Les Anglais commandés par l’amiral Barrington prennent également l’île française de Sainte-Lucie mi-décembre 1778 avec 4000 hommes et font monter des batteries sur les fortifications. La flotte française de l’amiral D’Estaing, partie de Boston le 4 novembre 1778, tente de reprendre l’île fin décembre par la voie terrestre mais échoue malgré sa supériorité numérique et retourne en Martinique. Cette prise anglaise devient un point stratégique de la présence britannique aux Antilles, les mettant à proximité des voies de navigation des Français.

Mais la guerre dans les colonies américaines se répercute également de l’autre côté du globe. Ainsi en Inde orientale, les Anglais attaquent les comptoirs français. Entre octobre 1778 et mars 1779, Pondichéry, Chandernagor, les comptoirs du Bengale et ceux de la côte de Coromandel et de Malabar sont capturés par les Anglais qui évincent définitivement la présence française en Inde.

Aux Caraïbes, l’île de Saint-Vincent est prise par les Français début juillet 1779 avec les 1500 hommes du comte d’Estaing. La capture de l’île est rapide et permet la saisie de 30 navires marchands. La flotte anglaise de l’amiral Byron arrive au large de l’île quelques heures après et tente de la reprendre. Un combat s’engage alors pendant plusieurs heures et mène la victoire de la flotte française.

Le revirement de la guerre d’Indépendance

Le 12 avril 1779, l’Espagne, exaspérée de voir son territoire louisianais (thème évoqué dans l’article : La Louisiane un héritage français en Amérique) et sa flotte sujets à de nombreuses violations entre en guerre aux côtés de la France avec le traité d’Aranjuez. Les Français esquissent alors dès juin 1779 un projet d’invasion de l’Angleterre avec leurs alliés espagnols. Une armée composée de 35 000 hommes et 300 bâtiments est alors formée. Cette attaque est en réalité destinée à détourner les Anglais de la guerre en Amérique.

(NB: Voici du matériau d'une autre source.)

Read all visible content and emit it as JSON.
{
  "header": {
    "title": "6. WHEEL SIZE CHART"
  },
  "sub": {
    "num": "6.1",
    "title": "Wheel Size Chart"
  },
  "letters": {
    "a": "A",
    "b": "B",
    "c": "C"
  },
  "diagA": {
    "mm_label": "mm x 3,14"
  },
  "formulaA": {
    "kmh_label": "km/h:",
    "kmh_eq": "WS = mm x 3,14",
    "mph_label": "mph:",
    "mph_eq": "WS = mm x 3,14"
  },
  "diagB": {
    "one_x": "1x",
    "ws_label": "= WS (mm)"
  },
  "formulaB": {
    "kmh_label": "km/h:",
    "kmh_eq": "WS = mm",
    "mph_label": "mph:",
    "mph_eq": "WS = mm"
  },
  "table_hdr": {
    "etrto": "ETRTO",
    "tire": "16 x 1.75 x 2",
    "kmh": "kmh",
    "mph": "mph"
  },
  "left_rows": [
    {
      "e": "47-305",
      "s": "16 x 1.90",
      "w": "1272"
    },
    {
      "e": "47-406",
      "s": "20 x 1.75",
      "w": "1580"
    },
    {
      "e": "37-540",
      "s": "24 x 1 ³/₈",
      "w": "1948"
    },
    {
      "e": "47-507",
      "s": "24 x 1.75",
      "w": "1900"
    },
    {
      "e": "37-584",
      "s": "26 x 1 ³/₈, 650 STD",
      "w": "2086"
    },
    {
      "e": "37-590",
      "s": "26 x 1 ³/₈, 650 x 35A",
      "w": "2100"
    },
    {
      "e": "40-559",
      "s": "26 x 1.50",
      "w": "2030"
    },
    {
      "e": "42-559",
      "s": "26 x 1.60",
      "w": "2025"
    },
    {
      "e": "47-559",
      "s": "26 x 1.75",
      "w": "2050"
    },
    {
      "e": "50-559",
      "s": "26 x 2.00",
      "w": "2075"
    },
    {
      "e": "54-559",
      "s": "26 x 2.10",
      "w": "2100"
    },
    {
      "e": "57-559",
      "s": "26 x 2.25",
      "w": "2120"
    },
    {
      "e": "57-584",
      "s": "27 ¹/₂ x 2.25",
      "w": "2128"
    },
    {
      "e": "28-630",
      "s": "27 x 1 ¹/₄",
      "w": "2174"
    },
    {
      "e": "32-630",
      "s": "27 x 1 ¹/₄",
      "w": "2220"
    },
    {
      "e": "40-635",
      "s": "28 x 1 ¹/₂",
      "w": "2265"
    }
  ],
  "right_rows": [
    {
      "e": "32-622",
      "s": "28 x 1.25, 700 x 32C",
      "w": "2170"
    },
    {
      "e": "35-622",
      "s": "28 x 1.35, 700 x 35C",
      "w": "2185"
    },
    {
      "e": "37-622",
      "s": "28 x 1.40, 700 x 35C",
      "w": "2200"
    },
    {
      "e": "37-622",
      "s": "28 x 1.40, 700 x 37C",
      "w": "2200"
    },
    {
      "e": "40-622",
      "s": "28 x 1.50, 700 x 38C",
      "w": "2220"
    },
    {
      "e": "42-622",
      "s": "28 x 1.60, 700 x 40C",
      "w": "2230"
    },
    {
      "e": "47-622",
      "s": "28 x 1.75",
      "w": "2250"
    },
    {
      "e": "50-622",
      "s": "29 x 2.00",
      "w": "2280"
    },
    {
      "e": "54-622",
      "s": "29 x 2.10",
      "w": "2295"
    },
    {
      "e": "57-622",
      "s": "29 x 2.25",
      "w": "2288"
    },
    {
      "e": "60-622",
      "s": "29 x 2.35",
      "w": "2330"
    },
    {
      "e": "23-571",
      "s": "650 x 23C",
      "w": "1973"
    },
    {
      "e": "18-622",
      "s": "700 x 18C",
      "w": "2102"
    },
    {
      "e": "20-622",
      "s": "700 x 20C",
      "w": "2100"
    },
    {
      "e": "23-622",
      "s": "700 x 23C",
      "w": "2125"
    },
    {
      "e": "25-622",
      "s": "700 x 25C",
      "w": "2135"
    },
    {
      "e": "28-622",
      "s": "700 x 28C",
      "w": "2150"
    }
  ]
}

Ainsi le 17 août suivant, une flotte de 66 navires combinée des bâtiments français et espagnols s’apprête à attaquer l’Angleterre. Mais après plus de cent jours passés en mer, la maladie et une tempête début septembre anéantissent les forces françaises causant près de 5000 morts. Les Français sont ainsi forcés de rentrer à Brest et l’expédition est annulée.

De l’autre côté de l’Atlantique, la flotte française de l’amiral d’Estaing part à la mi-août 1779 des Antilles en direction de la Géorgie où les Anglais ont remporté de nombreuses batailles et évincé les Américains de la région. Les Français se dirigent vers la ville portuaire de Savannah, détenue depuis peu par les Anglais. La flotte française veut venir en aide aux troupes américaines qui veulent faire le siège de la ville au mois de septembre.

De son côté, l’Espagne tout juste rentrée en guerre contre l’Angleterre va permettre l’établissement d’une nouvelle ligne de front en Amérique dans la province de la Floride occidentale qui est frontalière avec la Louisiane espagnole et donne un accès stratégique sur la vallée du Mississipi.

L’Angleterre s’apprête ainsi à se retrouver seule à combattre sur tous les fronts et des événements successifs vont la conduire progressivement à être défaite à la bataille de Yorktown en octobre 1781, marquant la perte définitive de ses possessions américaines.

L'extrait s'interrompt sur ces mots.